その頃、カトリックとフリーメイソンの会合

 私は、以下の事を、「これまでの話と直接の関係はない」と言おうと思う。しかし、且つ、「どこかで関連する」とも言いたいと思う。

 一つの年表を作ってみよう。

① 1962年3月

イルミナティの極秘指令」 発効

「聖体拝領のときに、跪きを止めさせよ」
「聖体を手で受けさせよ」

② 1962年10月
   ~1965年12月

第二バチカン公会議

③ 1969年4月11日

カトリックとフリーメイソンの会合
(於: イタリアのアリッチャ)

④ 1969年5月29日

教書『メモリアーレ・ドミニ』発布。

以降、「手による聖体拝領」 が爆発的に世界に広がる。

 人は ① を見て「また陰謀論か」と、「未確認情報だろう」と言うかも知れない。しかし、私はここで ③ を紹介する。

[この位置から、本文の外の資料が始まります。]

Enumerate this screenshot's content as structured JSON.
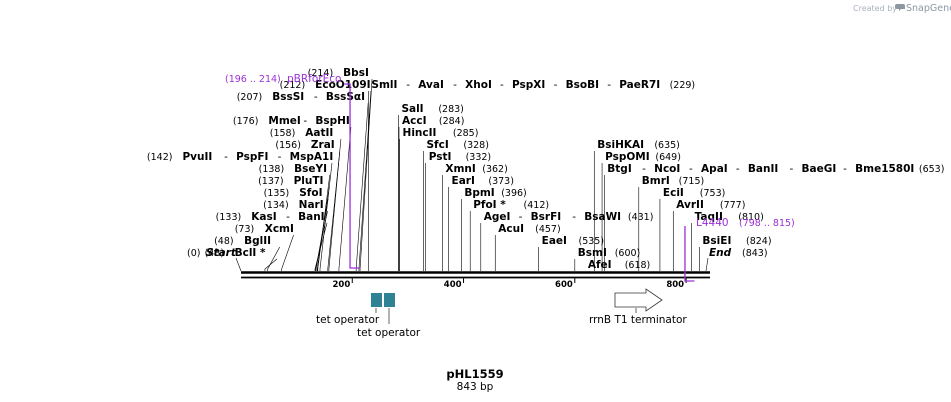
{
  "credit": {
    "prefix": "Created by",
    "brand": "SnapGene"
  },
  "map": {
    "name": "pHL1559",
    "length_label": "843 bp",
    "length_bp": 843,
    "ruler_ticks": [
      200,
      400,
      600,
      800
    ]
  },
  "labels": [
    {
      "pos": 43,
      "row": 0,
      "text": [
        "BclI *"
      ],
      "count": "(43)"
    },
    {
      "pos": 48,
      "row": 1,
      "text": [
        "BglII"
      ],
      "count": "(48)"
    },
    {
      "pos": 73,
      "row": 2,
      "text": [
        "XcmI"
      ],
      "count": "(73)"
    },
    {
      "pos": 133,
      "row": 3,
      "text": [
        "KasI",
        "BanI"
      ],
      "count": "(133)"
    },
    {
      "pos": 134,
      "row": 4,
      "text": [
        "NarI"
      ],
      "count": "(134)"
    },
    {
      "pos": 135,
      "row": 5,
      "text": [
        "SfoI"
      ],
      "count": "(135)"
    },
    {
      "pos": 137,
      "row": 6,
      "text": [
        "PluTI"
      ],
      "count": "(137)"
    },
    {
      "pos": 138,
      "row": 7,
      "text": [
        "BseYI"
      ],
      "count": "(138)"
    },
    {
      "pos": 142,
      "row": 8,
      "text": [
        "PvuII",
        "PspFI",
        "MspA1I"
      ],
      "count": "(142)"
    },
    {
      "pos": 156,
      "row": 9,
      "text": [
        "ZraI"
      ],
      "count": "(156)"
    },
    {
      "pos": 158,
      "row": 10,
      "text": [
        "AatII"
      ],
      "count": "(158)"
    },
    {
      "pos": 176,
      "row": 11,
      "text": [
        "MmeI",
        "BspHI"
      ],
      "count": "(176)"
    },
    {
      "pos": 207,
      "row": 13,
      "text": [
        "BssSI",
        "BssSαI"
      ],
      "count": "(207)"
    },
    {
      "pos": 212,
      "row": 14,
      "text": [
        "EcoO109I"
      ],
      "count": "(212)"
    },
    {
      "pos": 214,
      "row": 15,
      "text": [
        "BbsI"
      ],
      "count": "(214)"
    },
    {
      "pos": 229,
      "row": 14,
      "text": [
        "SmlI",
        "AvaI",
        "XhoI",
        "PspXI",
        "BsoBI",
        "PaeR7I"
      ],
      "count": "(229)",
      "trailing": true
    },
    {
      "pos": 283,
      "row": 12,
      "text": [
        "SalI"
      ],
      "count": "(283)",
      "trailing": true
    },
    {
      "pos": 284,
      "row": 11,
      "text": [
        "AccI"
      ],
      "count": "(284)",
      "trailing": true
    },
    {
      "pos": 285,
      "row": 10,
      "text": [
        "HincII"
      ],
      "count": "(285)",
      "trailing": true
    },
    {
      "pos": 328,
      "row": 9,
      "text": [
        "SfcI"
      ],
      "count": "(328)",
      "trailing": true
    },
    {
      "pos": 332,
      "row": 8,
      "text": [
        "PstI"
      ],
      "count": "(332)",
      "trailing": true
    },
    {
      "pos": 362,
      "row": 7,
      "text": [
        "XmnI"
      ],
      "count": "(362)",
      "trailing": true
    },
    {
      "pos": 373,
      "row": 6,
      "text": [
        "EarI"
      ],
      "count": "(373)",
      "trailing": true
    },
    {
      "pos": 396,
      "row": 5,
      "text": [
        "BpmI"
      ],
      "count": "(396)",
      "trailing": true
    },
    {
      "pos": 412,
      "row": 4,
      "text": [
        "PfoI *"
      ],
      "count": "(412)",
      "trailing": true
    },
    {
      "pos": 431,
      "row": 3,
      "text": [
        "AgeI",
        "BsrFI",
        "BsaWI"
      ],
      "count": "(431)",
      "trailing": true
    },
    {
      "pos": 457,
      "row": 2,
      "text": [
        "AcuI"
      ],
      "count": "(457)",
      "trailing": true
    },
    {
      "pos": 535,
      "row": 1,
      "text": [
        "EaeI"
      ],
      "count": "(535)",
      "trailing": true
    },
    {
      "pos": 600,
      "row": 0,
      "text": [
        "BsmI"
      ],
      "count": "(600)",
      "trailing": true
    },
    {
      "pos": 618,
      "row": -1,
      "text": [
        "AfeI"
      ],
      "count": "(618)",
      "trailing": true
    },
    {
      "pos": 635,
      "row": 9,
      "text": [
        "BsiHKAI"
      ],
      "count": "(635)",
      "trailing": true
    },
    {
      "pos": 649,
      "row": 8,
      "text": [
        "PspOMI"
      ],
      "count": "(649)",
      "trailing": true
    },
    {
      "pos": 653,
      "row": 7,
      "text": [
        "BtgI",
        "NcoI",
        "ApaI",
        "BanII",
        "BaeGI",
        "Bme1580I"
      ],
      "count": "(653)",
      "trailing": true
    },
    {
      "pos": 715,
      "row": 6,
      "text": [
        "BmrI"
      ],
      "count": "(715)",
      "trailing": true
    },
    {
      "pos": 753,
      "row": 5,
      "text": [
        "EciI"
      ],
      "count": "(753)",
      "trailing": true
    },
    {
      "pos": 777,
      "row": 4,
      "text": [
        "AvrII"
      ],
      "count": "(777)",
      "trailing": true
    },
    {
      "pos": 810,
      "row": 3,
      "text": [
        "TaqII"
      ],
      "count": "(810)",
      "trailing": true
    },
    {
      "pos": 824,
      "row": 1,
      "text": [
        "BsiEI"
      ],
      "count": "(824)",
      "trailing": true
    }
  ],
  "ends": {
    "start": {
      "count": "(0)",
      "text": "Start"
    },
    "end": {
      "count": "(843)",
      "text": "End"
    }
  },
  "primers": [
    {
      "name": "pBRforEco",
      "range": "(196 .. 214)",
      "from": 196,
      "to": 214
    },
    {
      "name": "L4440",
      "range": "(798 .. 815)",
      "from": 798,
      "to": 815
    }
  ],
  "features": [
    {
      "name": "tet operator",
      "from": 210,
      "to": 232,
      "color": "#2f8294"
    },
    {
      "name": "tet operator",
      "from": 234,
      "to": 256,
      "color": "#2f8294"
    },
    {
      "name": "rrnB T1 terminator",
      "from": 714,
      "to": 800,
      "color": "#ffffff"
    }
  ],
  "colors": {
    "primer": "#9b30d9",
    "feature": "#2f8294"
  }
}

 まずは、故ルイジ・ヴィラ神父様の Chiesa viva 373号から。

1969年、アリッチャに於けるカトリックとフリーメイソンの会合。左から、アスカレッリ、ミアーノ神父、エスポージト神父、ガンベリーニ、カプリーレ神父、コンバ。

Un incontro cattolico-massonico ad Ariccia (1969). Da sinistra: Ascarelli, p. Miano, p. Esposito, Gamberini, p. Caprile, Comba.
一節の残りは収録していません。